Тропинка осыпается под тяжелыми ботинками на рифленой подошве. Темно-красные комки сыплются вниз, разбиваясь о корни. Я бросаю злой и короткий взгляд, не замечает, черт! Эта тварь привыкла к слегка саднящим, дразнящим расставаниям. Нежная платина волос и весеннего неба глаза, вот что вводит в заблуждение, но тварь - лучшее определение для него. И я ненавижу себя за то, что смею думать так.

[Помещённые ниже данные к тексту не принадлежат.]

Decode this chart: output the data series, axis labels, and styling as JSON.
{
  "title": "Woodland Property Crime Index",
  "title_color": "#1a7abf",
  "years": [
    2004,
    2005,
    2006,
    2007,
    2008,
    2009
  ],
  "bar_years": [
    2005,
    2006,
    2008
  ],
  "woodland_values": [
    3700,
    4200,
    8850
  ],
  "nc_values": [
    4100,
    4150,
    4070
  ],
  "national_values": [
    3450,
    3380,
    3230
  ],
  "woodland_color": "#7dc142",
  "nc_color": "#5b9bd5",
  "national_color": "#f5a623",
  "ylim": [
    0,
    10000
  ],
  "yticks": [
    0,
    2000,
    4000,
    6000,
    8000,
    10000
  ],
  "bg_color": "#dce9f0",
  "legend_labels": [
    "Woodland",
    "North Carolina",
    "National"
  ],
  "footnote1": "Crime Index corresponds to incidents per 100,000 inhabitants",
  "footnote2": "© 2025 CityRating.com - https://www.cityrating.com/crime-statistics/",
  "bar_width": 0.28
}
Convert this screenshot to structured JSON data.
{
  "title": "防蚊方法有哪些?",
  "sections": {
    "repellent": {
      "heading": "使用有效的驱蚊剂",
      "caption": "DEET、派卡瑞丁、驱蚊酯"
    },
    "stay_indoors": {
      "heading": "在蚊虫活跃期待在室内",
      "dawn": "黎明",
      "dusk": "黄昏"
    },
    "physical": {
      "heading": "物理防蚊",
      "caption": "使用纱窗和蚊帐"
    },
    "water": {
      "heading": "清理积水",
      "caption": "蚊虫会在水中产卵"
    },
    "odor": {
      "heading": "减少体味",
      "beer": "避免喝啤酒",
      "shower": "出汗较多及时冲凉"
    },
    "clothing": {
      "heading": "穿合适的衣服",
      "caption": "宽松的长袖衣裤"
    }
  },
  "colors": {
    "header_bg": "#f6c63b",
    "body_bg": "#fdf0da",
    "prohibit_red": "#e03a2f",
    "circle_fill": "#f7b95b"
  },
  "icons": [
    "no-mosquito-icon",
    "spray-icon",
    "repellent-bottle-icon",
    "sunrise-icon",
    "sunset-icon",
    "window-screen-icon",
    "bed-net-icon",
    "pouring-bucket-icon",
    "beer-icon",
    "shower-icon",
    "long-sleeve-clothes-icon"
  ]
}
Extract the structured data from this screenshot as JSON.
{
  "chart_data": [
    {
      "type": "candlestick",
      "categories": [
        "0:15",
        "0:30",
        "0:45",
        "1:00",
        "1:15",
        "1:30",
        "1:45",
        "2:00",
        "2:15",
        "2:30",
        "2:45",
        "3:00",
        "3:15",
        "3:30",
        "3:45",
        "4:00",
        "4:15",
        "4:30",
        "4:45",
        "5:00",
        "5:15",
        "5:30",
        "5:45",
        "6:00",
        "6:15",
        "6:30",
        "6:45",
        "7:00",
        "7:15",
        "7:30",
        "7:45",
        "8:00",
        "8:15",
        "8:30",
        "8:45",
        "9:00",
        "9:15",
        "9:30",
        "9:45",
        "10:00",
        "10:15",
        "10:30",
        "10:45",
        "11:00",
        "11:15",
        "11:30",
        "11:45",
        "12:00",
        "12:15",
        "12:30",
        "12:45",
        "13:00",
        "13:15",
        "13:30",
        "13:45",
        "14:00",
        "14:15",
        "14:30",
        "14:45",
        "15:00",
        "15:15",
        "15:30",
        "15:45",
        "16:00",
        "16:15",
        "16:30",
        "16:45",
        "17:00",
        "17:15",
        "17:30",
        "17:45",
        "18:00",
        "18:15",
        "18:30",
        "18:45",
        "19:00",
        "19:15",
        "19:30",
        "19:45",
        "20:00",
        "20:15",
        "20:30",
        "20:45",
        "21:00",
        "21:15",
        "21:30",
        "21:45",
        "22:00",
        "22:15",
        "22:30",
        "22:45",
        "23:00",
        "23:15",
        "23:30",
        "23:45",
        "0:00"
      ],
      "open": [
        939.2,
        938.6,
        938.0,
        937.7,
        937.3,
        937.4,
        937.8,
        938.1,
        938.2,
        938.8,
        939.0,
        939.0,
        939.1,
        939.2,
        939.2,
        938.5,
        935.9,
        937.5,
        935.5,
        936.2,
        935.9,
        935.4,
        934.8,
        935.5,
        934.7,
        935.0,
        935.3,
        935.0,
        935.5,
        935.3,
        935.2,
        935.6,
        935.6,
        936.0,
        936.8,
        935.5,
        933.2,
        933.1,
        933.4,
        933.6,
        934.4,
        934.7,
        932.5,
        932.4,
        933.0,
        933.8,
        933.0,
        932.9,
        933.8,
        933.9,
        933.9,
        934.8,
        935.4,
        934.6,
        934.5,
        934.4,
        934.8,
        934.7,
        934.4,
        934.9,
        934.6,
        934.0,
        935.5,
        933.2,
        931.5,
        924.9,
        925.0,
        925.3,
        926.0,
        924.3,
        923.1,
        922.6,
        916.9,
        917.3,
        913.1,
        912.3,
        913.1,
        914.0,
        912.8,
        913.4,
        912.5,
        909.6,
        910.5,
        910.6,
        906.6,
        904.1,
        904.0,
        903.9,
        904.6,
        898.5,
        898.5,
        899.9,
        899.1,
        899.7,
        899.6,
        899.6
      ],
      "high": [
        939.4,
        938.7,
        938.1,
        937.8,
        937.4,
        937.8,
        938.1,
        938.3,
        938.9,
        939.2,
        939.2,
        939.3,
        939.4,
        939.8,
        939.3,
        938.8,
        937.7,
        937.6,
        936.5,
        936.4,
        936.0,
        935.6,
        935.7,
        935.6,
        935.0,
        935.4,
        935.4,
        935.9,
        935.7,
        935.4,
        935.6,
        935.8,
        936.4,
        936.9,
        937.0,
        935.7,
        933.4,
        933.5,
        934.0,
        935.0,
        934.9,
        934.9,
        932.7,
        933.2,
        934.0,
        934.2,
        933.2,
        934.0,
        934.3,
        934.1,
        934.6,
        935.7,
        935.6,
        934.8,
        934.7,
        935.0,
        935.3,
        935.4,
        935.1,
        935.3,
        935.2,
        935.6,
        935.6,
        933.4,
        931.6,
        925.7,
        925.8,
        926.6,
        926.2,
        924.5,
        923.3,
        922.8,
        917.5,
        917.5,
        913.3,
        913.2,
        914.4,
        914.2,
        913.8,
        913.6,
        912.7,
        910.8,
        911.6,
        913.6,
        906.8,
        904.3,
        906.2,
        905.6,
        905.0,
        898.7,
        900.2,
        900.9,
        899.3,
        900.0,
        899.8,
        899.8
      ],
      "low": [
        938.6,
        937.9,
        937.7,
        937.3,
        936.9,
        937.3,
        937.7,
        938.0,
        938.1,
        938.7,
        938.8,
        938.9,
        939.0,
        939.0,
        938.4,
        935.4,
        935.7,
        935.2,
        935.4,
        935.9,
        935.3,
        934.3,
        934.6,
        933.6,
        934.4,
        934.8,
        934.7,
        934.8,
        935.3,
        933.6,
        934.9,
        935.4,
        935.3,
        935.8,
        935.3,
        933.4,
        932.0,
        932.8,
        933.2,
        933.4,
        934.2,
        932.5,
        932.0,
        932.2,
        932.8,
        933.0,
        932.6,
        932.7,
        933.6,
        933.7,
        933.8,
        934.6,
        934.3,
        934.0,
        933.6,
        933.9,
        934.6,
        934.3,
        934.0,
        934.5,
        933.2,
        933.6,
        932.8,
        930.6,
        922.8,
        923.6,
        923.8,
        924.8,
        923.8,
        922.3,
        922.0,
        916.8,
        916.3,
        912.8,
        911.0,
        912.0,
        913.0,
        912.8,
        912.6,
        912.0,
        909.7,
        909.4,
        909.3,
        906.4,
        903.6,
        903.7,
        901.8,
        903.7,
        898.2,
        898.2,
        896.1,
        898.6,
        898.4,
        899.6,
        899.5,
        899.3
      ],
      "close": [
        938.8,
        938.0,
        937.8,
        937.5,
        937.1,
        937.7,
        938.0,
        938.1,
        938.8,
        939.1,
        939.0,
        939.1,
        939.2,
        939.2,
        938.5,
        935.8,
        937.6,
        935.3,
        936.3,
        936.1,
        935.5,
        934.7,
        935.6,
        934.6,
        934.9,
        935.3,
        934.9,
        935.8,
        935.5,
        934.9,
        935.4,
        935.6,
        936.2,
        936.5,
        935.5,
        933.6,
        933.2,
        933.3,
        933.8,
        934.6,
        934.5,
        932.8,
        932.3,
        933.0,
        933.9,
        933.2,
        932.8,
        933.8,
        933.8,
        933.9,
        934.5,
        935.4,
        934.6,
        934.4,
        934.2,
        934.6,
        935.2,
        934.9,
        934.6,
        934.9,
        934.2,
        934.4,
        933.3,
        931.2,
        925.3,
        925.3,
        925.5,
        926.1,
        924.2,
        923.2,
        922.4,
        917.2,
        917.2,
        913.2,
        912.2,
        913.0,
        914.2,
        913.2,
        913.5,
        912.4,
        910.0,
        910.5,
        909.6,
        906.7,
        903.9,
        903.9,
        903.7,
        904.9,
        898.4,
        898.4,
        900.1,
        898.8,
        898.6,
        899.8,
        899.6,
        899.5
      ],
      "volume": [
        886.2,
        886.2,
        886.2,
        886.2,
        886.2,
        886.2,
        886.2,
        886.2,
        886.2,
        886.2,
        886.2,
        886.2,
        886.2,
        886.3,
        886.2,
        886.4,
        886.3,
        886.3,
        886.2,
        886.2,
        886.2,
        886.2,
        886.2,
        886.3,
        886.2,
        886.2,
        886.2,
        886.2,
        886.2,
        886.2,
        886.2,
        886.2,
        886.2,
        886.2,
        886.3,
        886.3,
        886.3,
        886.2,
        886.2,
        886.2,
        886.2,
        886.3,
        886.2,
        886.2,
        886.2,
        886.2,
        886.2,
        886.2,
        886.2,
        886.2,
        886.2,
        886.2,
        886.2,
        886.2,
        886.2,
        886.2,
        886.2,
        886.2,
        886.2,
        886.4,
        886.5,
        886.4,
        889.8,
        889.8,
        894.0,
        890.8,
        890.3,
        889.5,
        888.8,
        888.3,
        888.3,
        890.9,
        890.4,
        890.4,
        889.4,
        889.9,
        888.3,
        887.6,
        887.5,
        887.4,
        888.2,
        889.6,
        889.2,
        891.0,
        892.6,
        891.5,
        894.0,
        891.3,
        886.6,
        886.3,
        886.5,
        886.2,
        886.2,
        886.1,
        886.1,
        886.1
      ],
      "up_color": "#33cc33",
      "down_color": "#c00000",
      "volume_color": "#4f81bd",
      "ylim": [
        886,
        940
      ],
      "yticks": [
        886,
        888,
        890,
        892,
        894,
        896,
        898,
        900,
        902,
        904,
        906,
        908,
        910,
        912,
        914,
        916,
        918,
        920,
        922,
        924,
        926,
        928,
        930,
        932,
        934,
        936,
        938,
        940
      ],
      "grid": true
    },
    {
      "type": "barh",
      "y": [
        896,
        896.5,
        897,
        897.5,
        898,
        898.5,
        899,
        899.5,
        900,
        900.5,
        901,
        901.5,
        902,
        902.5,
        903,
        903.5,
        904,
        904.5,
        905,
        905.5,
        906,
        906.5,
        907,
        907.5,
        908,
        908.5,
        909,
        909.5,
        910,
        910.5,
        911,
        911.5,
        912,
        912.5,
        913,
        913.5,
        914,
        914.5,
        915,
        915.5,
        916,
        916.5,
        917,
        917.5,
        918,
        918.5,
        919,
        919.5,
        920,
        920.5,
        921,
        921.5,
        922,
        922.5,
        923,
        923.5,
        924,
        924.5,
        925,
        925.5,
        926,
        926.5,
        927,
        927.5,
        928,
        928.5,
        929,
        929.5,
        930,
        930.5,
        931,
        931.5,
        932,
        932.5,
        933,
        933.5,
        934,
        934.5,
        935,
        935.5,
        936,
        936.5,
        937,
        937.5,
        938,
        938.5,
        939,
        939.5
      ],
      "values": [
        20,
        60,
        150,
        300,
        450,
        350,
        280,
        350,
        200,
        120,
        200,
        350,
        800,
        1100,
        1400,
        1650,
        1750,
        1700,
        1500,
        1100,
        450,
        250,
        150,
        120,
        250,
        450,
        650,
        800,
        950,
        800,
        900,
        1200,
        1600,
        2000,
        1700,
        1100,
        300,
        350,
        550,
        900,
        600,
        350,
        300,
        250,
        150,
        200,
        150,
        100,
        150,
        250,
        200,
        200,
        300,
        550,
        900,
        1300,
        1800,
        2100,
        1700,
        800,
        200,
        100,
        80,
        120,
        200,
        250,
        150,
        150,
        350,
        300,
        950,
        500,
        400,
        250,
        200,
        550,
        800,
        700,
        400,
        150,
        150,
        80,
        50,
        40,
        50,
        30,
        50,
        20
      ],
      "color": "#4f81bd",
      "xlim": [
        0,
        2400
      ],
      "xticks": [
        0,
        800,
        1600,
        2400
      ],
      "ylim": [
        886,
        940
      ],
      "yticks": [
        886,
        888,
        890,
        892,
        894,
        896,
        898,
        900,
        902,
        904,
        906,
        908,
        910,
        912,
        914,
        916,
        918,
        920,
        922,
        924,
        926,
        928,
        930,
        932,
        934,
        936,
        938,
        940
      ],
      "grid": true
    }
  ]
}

Но знаю, он не вернется, а я не использовал вечер до дыр и более не интересен. Прощание безнадежно скомкано моей безынициативностью. Сам виноват! Я безнадежно виноват во всех этих месяцах стертых с лица поцелуев, месяцах пряного шафрана под тонкой тканью льняных простыней... Безумные дни телефонных звонков, ревности, сжатой в пружину, спрятанной внутри. Я яростно вращаю назад стрелки часов на циферблате моей памяти. Я воскрешаю нас в обратно-посекундном темпе. А вслух молчу, храня для памяти его безмятежную улыбку. Его поцелуи еще не остыли на моих губах, а глаза - уже да! Для такой нервной и тонкой твари возмутительно спокойствие на пороге прощания! Неужели я так скоро стал для него лишь засушенным цветком в любовном гербарии? Чувствует ли он хоть что-то сейчас, в эти минуты?
На этот раз мне действительно больно. Я ловлю его/свою боль глазами и топлю в черных омутах наших зрачков. А в небесной глади покой. Я веером раскидываю воспоминания, изящные гравюры наших дней: там остались цветные айсберги подтаявшего мороженого и теплый песок тропинок. Винный вкус его губ, сандаловый запах ключичной впадины. Разве нельзя изменить хоть что-то, меня всегда чуточку не хватает встать поперек обстоятельств. Мои тонкие руки не готовы хватать птицу удачи за хвост. Свобода обернулась выбором, я делаю его в пользу обстоятельств, лишь потому, что меня научили: так поступать разумно. И я, истинный англичанин, голосую за традиции, нет опрометчивым решениям. А тебе, беспечному вольному американцу испанского происхождения, не даются эти рассуждения, и ты злишься. Готовый беззаботно загубить нас, скоропалительно воображаешь себе рай в шалаше. А я почти поверил твоему необузданному воображению, не хватило жеста. Жаль?
Я задыхаюсь, вспоминая: прямую спину, вспоротую узким рубцом позвоночника, прилипшие ко лбу пряди, солоноватые губы и полузадохнувшееся: да. Я схожу с ума, смотря, как подпрыгивает ниспадающая на глаза челка в такт его шагам. Еще не рожденное криком: не отпущу - умирает. Черт тебя побери, Джеймс. Тебе лучше было не приезжать. Не царапать свое белое северное тело в жестких зарослях терновника, не гладить мощные холки моих быков. Даже седло, мое седло, хранит твой след. И теперь ты, как последняя бесчувственная блядь, спешишь на свой блядский самолет. Ему, самолету, ничего не стоит перенести тебя через океан. Я мечтаю о дерзкой выходке террористов.